Parmi les formations invitées, il ya par exemple le Philharmonique d'Israël avec Zubin Mehta, le London Symphony Orchestra, Petrenko et Liverpool. La Scala est venue en 2011 avec Riccardo Muti, qui a demandé à changer le programme pour du Pergolèse. Les orchestres conviés doivent en effet jouer une page d'Enescu – si ce n'est pas une contrainte absolue pour le premier concert, elle l'est pour la seconde venue. Une attention particulière est naturellement accordée aux solistes, chefs et jeunes compositeurs roumains – le programme de musique contemporaine se distingue par sa richesse – témoin de la caisse de résonnance particulière que constitue le festival vis-à-vis des relais de presse étrangers. Si l'orchestre des Jeunes de Roumanie est la formation la plus prometteuse du pays, Mihai Constantinescu estime cependant qu'il lui faut encore quelques années avant de pouvoir valablement s'exporter dans les autres grands festivals européens. Soulignons que celui-ci n'a pas de saison fixe et dépend des projets et des sponsors.

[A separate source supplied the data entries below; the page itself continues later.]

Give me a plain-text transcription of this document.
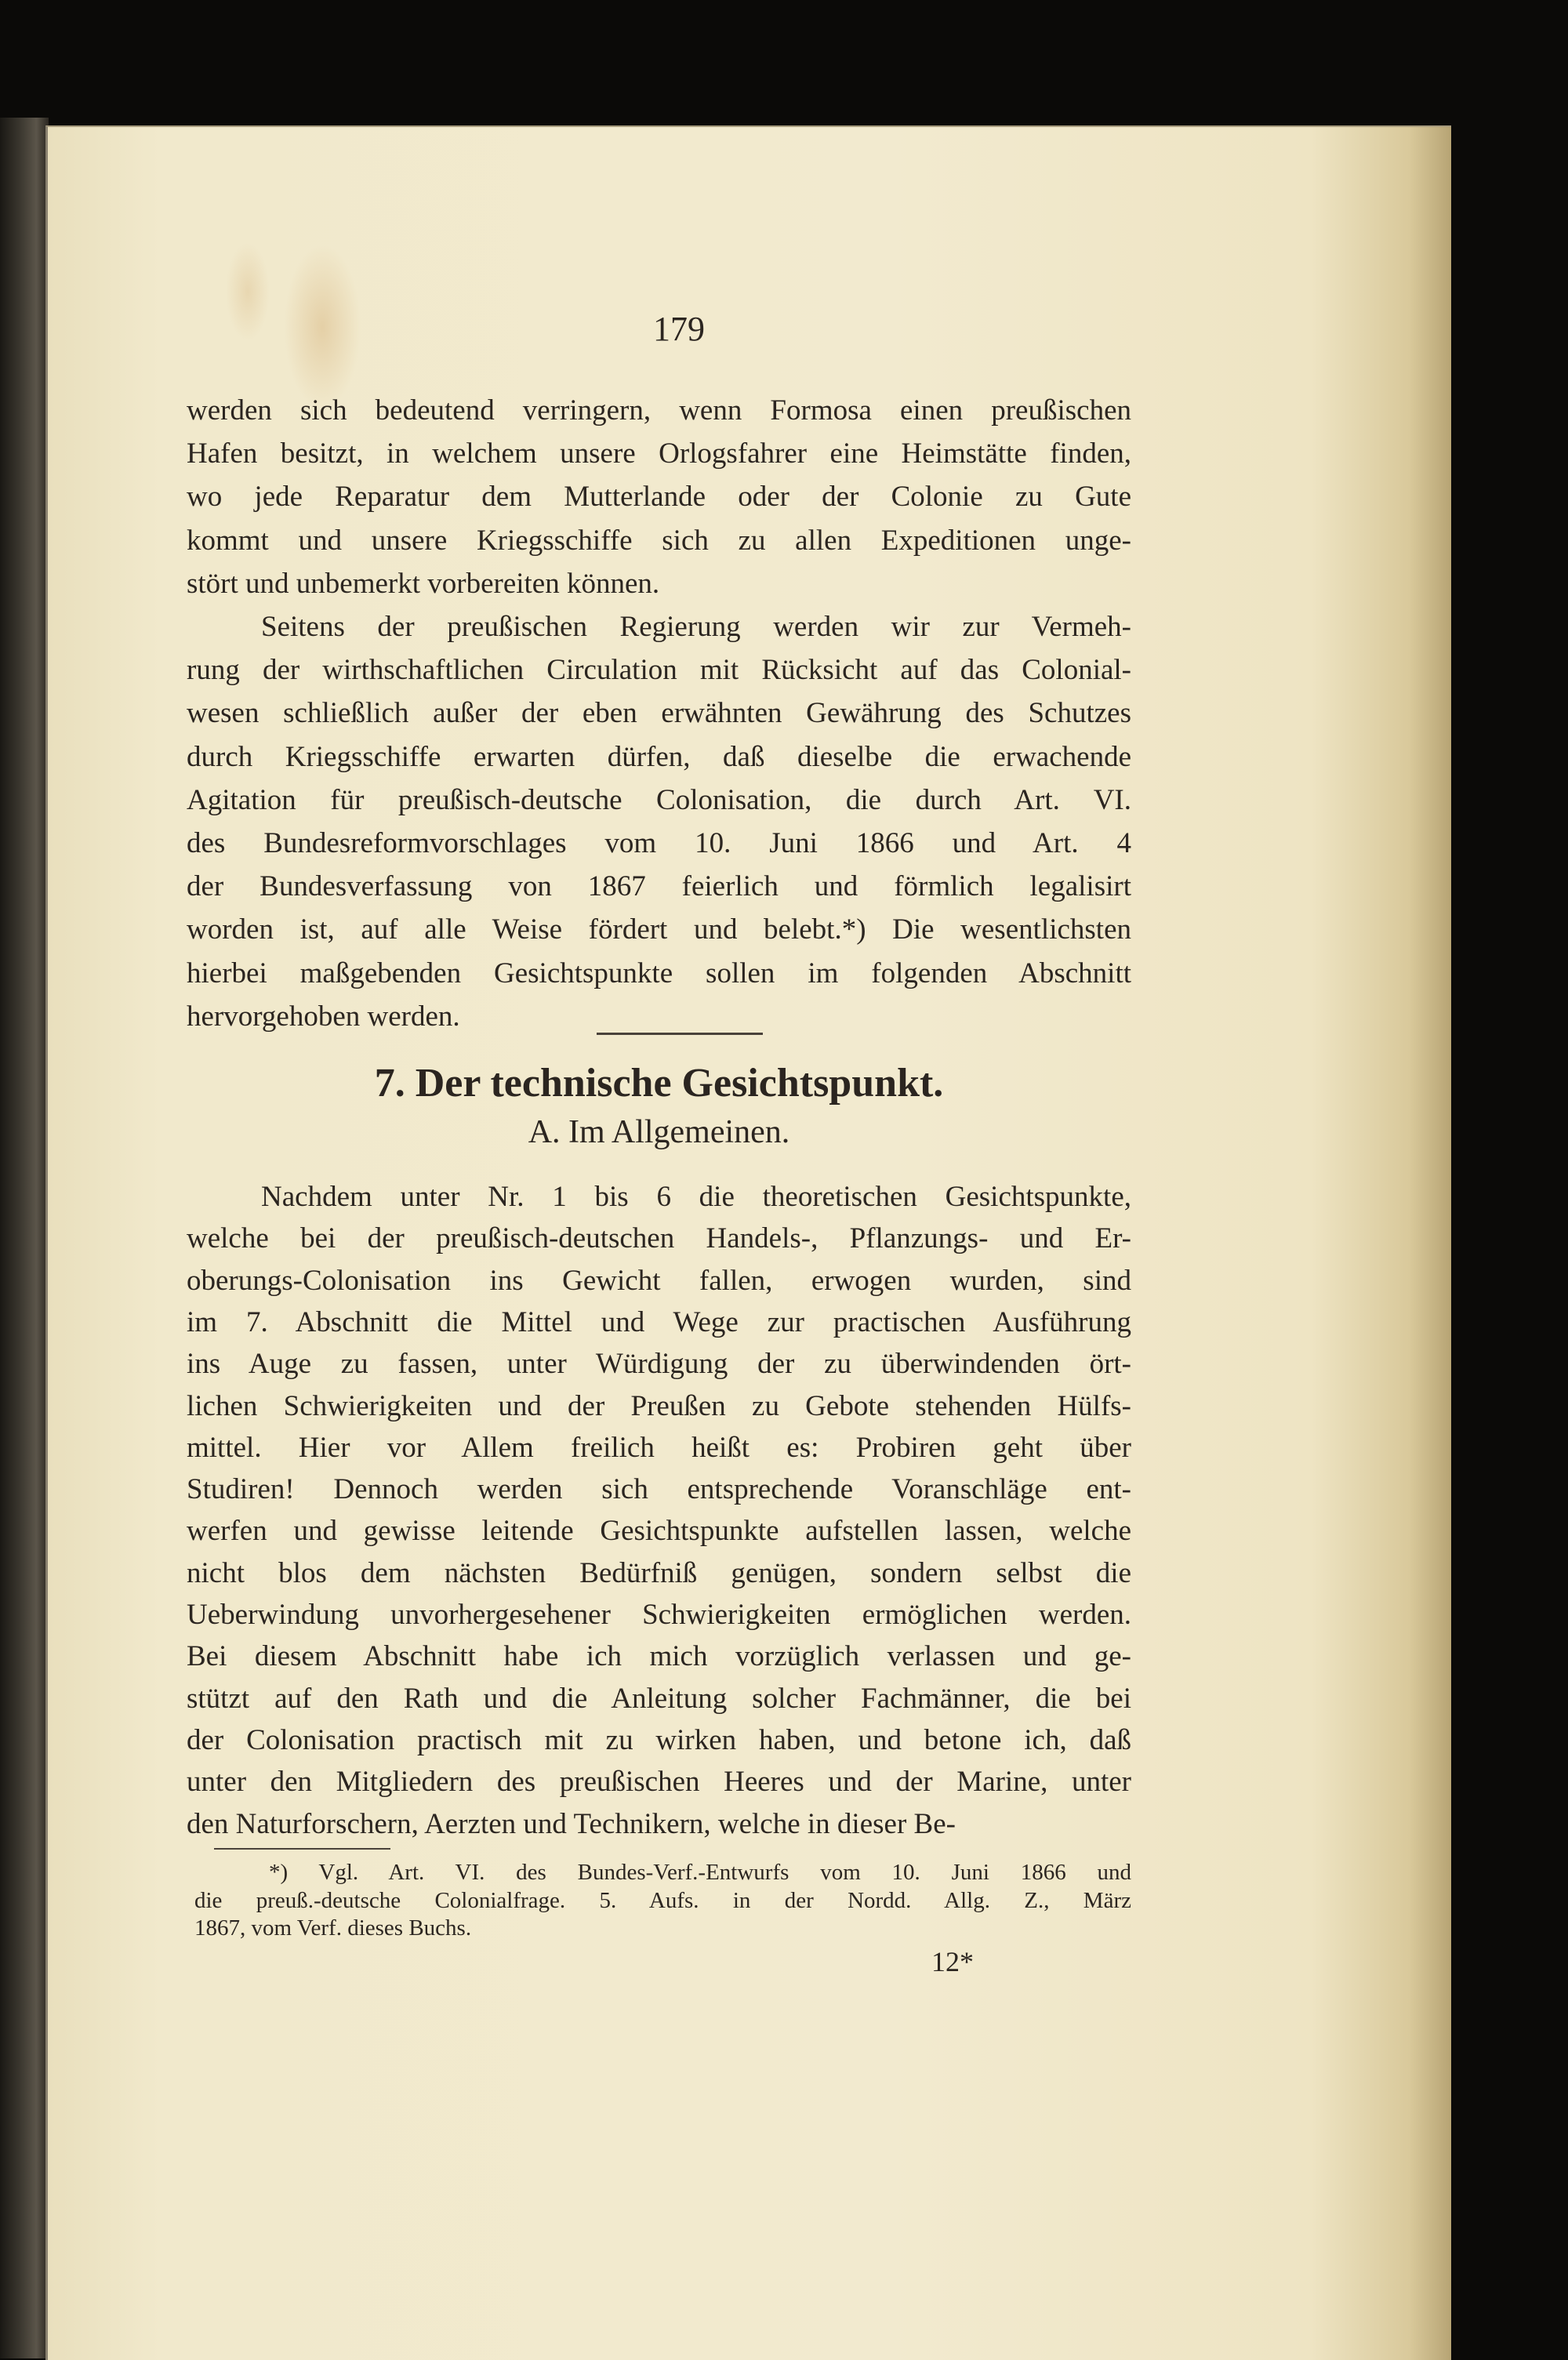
179
werden sich bedeutend verringern, wenn Formosa einen preußischen
Hafen besitzt, in welchem unsere Orlogsfahrer eine Heimstätte finden,
wo jede Reparatur dem Mutterlande oder der Colonie zu Gute
kommt und unsere Kriegsschiffe sich zu allen Expeditionen unge-
stört und unbemerkt vorbereiten können.
Seitens der preußischen Regierung werden wir zur Vermeh-
rung der wirthschaftlichen Circulation mit Rücksicht auf das Colonial-
wesen schließlich außer der eben erwähnten Gewährung des Schutzes
durch Kriegsschiffe erwarten dürfen, daß dieselbe die erwachende
Agitation für preußisch-deutsche Colonisation, die durch Art. VI.
des Bundesreformvorschlages vom 10. Juni 1866 und Art. 4
der Bundesverfassung von 1867 feierlich und förmlich legalisirt
worden ist, auf alle Weise fördert und belebt.*) Die wesentlichsten
hierbei maßgebenden Gesichtspunkte sollen im folgenden Abschnitt
hervorgehoben werden.
Nachdem unter Nr. 1 bis 6 die theoretischen Gesichtspunkte,
welche bei der preußisch-deutschen Handels-, Pflanzungs- und Er-
oberungs-Colonisation ins Gewicht fallen, erwogen wurden, sind
im 7. Abschnitt die Mittel und Wege zur practischen Ausführung
ins Auge zu fassen, unter Würdigung der zu überwindenden ört-
lichen Schwierigkeiten und der Preußen zu Gebote stehenden Hülfs-
mittel. Hier vor Allem freilich heißt es: Probiren geht über
Studiren! Dennoch werden sich entsprechende Voranschläge ent-
werfen und gewisse leitende Gesichtspunkte aufstellen lassen, welche
nicht blos dem nächsten Bedürfniß genügen, sondern selbst die
Ueberwindung unvorhergesehener Schwierigkeiten ermöglichen werden.
Bei diesem Abschnitt habe ich mich vorzüglich verlassen und ge-
stützt auf den Rath und die Anleitung solcher Fachmänner, die bei
der Colonisation practisch mit zu wirken haben, und betone ich, daß
unter den Mitgliedern des preußischen Heeres und der Marine, unter
den Naturforschern, Aerzten und Technikern, welche in dieser Be-
7. Der technische Gesichtspunkt.
A. Im Allgemeinen.
*) Vgl. Art. VI. des Bundes-Verf.-Entwurfs vom 10. Juni 1866 und
die preuß.-deutsche Colonialfrage. 5. Aufs. in der Nordd. Allg. Z., März
1867, vom Verf. dieses Buchs.
12*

La fin de la rencontre approche et l'on évoque encore le manque d'intérêt des élites pour l'un des premiers festivals d'Europe. Ainsi les plus grandes fortunes du pays préfèrent payer 300 euros pour entendre Boccelli que soutenir l'exigence de la programmation du festival Enescu. Le cœur du public est d'ailleurs constitué par les jeunes et la classe moyenne, d'où l'importance cruciale de maintenir des tarifs abordables. D'autant que cela constitue une des meilleures cartes de visite pour la Roumanie, dont l'image a souvent été écornée par l'Histoire et l'actualité politique du pays. A l'heure où Mihai Constantinescu nous parle, l'avenir du festival n'est pas encore assuré. C'est en souhaitant que les droits de la musique et de l'art sauront avoir raison des mesquineries politiques que le directeur prend congé de notre délégation, laquelle renouvelle sa plus vive gratitude pour son accueil.